I agree on healthcare. For most of 2021 they were killed and now they are showing overperformance. I have had some RXL and ABBV, and am considering RPRX. Many of the genetic companies are also good value and will do well. I am up 30% on my NTLA that I bought just a short while ago. There are others in wing to be bought - some with actual real earnings that are improving well.

Some semis, especially in the areas of AI and power semiconductors and automotive could do very well. The logic here is that as the supply chain constraints ease, these guys should do even better than they are doing. Most of them have great looking charts which goes hand in hand with being expensive.

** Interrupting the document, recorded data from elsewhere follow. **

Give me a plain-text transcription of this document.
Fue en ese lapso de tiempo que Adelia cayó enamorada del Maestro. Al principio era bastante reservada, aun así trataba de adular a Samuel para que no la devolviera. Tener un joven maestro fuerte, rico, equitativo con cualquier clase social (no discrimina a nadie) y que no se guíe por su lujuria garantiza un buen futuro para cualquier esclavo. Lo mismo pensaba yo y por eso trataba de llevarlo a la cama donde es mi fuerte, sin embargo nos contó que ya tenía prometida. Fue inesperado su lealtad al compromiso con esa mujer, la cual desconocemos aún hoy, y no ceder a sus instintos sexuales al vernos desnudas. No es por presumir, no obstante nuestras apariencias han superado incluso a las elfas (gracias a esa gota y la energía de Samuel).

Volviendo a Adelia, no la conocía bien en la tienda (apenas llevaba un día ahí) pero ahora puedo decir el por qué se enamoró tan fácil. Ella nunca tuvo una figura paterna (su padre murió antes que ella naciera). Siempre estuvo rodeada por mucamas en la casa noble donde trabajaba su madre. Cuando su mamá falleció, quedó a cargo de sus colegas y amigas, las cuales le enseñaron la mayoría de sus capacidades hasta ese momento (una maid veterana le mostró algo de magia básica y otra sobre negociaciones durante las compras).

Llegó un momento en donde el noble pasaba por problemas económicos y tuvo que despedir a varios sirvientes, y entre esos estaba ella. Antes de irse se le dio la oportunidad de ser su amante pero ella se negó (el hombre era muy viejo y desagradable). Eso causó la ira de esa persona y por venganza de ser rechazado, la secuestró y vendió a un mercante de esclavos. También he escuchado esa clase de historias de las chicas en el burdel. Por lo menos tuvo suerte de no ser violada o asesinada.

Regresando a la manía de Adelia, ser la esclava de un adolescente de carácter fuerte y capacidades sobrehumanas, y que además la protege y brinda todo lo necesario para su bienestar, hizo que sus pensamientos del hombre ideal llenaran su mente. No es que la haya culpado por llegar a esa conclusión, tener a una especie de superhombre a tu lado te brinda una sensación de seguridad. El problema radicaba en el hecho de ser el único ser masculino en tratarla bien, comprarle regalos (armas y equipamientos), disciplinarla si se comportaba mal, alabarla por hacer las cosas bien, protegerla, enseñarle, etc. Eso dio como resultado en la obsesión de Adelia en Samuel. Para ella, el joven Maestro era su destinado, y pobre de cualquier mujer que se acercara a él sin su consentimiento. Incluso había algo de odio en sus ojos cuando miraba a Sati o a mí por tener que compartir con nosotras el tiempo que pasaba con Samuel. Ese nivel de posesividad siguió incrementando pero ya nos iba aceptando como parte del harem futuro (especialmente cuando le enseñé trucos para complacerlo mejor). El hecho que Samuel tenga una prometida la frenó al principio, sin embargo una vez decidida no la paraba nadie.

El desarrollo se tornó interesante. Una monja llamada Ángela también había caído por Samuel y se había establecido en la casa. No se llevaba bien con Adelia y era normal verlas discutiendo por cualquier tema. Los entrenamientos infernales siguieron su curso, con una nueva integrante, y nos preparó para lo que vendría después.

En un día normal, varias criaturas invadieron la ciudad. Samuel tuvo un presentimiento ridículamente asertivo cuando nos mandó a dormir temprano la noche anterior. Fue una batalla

Given the outlook for lower growth in H1 and higher interest rates in H2, the timing will be a balancing act and if they don't deliver, they will drop like a rock.



To: Rarebird who wrote (3081)12/29/2021 7:49:56 PM
From: Sun Tzu  Read Replies (1) | Respond to of 10695
 
What in the world happened to KBA today?
Although I believe that China is uninvestable for now, the two ETFs you hold would be the ones that I'd pick if I were to invest in China. I've rarely seen an ETF gap down like that. Was there a specific company or sector that dragged it down?

Somewhat related - I've been resisting the temptation to buy KURE because I've been expecting that sector to be the next one under regulatory scrutiny. Does anyone know if that is what happened with it today?